L'uomo spaziale fissò il biglietto e vi lesse sopra il nome di una strada poi, tornando a fissare la donna, scosse il capo – “Mi perdoni ma non sono di qui. Non so come arrivarci”.
“E' semplice” – Disse la signora, sorridendogli – “Ci si arriva con l'autobus numero tredici, che può prendere a quella pensilina. Dovrà scendere alla quarta fermata. Potrà prendere lo stesso autobus in senso inverso per tornare qui”.
Il visitatore annuì – “La ringrazio e dica pure ad Alfonso che non deve preoccuparsi, penserò io a recapitare questo pacchetto a sua moglie. Ma lei è un'infermiera?”.
La donna scosse il capo – “Sono un'operatrice socio sanitaria”.
“La ringrazio. Prendetevi cura di Alfonso, io tornerò appena possibile”.
La donna annuì – “Faremo il possibile” – Disse – “Anche se siamo sempre meno e l'utenza aumenta ogni giorno di più”.
Dopo aver salutato l'operatrice socio sanitaria, l'essere spaziale si avviò verso la pensilina dell'autobus e non dovette attendere molto: solo pochi minuti e l'autobus numero tredici arrivò.
Giuseppe fece molta attenzione alle fermate e alla quarta scese, chiedendo ad un passante se conoscesse la via in cui abitava la famiglia del suo amico.
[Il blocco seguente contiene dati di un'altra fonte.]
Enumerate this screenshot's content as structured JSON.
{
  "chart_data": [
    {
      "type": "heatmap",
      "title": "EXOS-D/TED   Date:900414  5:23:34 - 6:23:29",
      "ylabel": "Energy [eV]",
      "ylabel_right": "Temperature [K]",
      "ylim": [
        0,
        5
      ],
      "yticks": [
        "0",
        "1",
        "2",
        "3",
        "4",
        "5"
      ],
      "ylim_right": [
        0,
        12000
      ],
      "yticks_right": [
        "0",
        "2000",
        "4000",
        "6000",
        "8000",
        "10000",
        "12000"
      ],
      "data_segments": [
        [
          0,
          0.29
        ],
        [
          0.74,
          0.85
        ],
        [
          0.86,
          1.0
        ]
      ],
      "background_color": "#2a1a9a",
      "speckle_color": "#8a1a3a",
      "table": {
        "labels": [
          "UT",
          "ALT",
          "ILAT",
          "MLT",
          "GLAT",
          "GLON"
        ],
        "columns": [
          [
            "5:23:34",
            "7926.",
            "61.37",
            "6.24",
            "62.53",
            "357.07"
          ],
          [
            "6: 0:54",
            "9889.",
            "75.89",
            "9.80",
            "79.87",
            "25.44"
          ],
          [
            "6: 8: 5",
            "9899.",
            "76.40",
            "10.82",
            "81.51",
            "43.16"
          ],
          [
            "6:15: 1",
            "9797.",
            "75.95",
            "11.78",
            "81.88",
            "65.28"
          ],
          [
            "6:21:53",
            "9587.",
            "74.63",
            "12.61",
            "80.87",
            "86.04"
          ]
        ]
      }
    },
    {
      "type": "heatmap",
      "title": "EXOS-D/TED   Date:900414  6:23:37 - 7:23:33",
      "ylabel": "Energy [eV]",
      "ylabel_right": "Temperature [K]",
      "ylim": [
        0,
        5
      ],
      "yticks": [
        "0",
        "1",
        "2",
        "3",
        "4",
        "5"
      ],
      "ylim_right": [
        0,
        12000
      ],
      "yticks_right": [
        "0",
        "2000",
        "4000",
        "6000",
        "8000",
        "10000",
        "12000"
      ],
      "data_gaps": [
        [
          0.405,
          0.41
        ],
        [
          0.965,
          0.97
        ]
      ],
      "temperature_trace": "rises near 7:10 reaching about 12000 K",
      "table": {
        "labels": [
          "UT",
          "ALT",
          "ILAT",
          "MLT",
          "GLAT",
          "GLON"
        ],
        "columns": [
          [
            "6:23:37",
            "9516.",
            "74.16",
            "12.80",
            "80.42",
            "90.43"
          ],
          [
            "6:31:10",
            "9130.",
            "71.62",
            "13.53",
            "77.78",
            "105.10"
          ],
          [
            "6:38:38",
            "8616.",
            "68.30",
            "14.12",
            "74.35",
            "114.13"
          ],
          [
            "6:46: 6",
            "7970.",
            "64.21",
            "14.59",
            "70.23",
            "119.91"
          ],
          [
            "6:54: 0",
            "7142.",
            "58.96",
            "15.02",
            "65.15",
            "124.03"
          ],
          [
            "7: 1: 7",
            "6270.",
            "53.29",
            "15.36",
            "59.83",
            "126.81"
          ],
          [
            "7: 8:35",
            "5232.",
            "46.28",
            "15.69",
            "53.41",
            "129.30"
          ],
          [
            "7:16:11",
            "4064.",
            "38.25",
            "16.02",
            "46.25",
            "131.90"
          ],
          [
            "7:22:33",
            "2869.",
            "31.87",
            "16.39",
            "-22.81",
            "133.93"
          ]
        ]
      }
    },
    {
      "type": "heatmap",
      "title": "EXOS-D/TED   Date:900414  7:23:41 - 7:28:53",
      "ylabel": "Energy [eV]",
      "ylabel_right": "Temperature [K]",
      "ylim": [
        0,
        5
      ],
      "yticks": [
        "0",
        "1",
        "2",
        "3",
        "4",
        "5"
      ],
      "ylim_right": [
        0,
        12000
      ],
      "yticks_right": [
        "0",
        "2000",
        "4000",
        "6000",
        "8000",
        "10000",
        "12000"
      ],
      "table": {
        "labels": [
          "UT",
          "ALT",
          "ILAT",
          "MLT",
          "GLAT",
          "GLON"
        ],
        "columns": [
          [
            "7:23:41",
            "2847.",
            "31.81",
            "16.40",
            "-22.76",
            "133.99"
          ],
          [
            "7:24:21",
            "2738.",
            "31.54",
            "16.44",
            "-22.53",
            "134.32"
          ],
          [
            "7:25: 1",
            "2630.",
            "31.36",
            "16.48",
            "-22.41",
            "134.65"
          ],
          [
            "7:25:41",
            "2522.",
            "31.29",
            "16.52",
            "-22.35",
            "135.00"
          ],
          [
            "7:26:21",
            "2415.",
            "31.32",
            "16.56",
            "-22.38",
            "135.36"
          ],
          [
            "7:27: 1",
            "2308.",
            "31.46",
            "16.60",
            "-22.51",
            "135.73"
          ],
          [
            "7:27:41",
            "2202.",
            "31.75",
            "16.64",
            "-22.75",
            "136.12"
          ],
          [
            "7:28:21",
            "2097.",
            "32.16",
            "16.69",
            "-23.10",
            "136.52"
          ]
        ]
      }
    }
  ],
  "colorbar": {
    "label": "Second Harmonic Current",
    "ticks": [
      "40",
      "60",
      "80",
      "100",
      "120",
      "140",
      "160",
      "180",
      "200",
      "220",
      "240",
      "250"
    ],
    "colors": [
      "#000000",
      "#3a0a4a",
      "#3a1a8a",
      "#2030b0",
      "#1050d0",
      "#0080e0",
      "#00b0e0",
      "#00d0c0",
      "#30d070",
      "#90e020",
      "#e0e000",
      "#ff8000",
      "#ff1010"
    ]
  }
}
L'uomo, un anziano che portava a spasso un cane, gli indicò una stradina laterale e lo spaziale vi si avviò senza indugiare. Trovò facilmente il numero civico a cui abitava la famiglia di Alfonso ed una signora dai capelli castani richiamò la sua attenzione – “Lei deve essere l'amico di Alfonso e quello il pacco con le medicine per Carlo. La prego, salga!”.
Giuseppe udì un piccolo “click” e, vedendo che il portone del palazzo si era aperto, vi entrò senza indugiare. Salì le scale fino a giungere di fronte ad una porta aperta, una donna lo accolse con un gran bel sorriso: doveva trattarsi della moglie di Alfonso.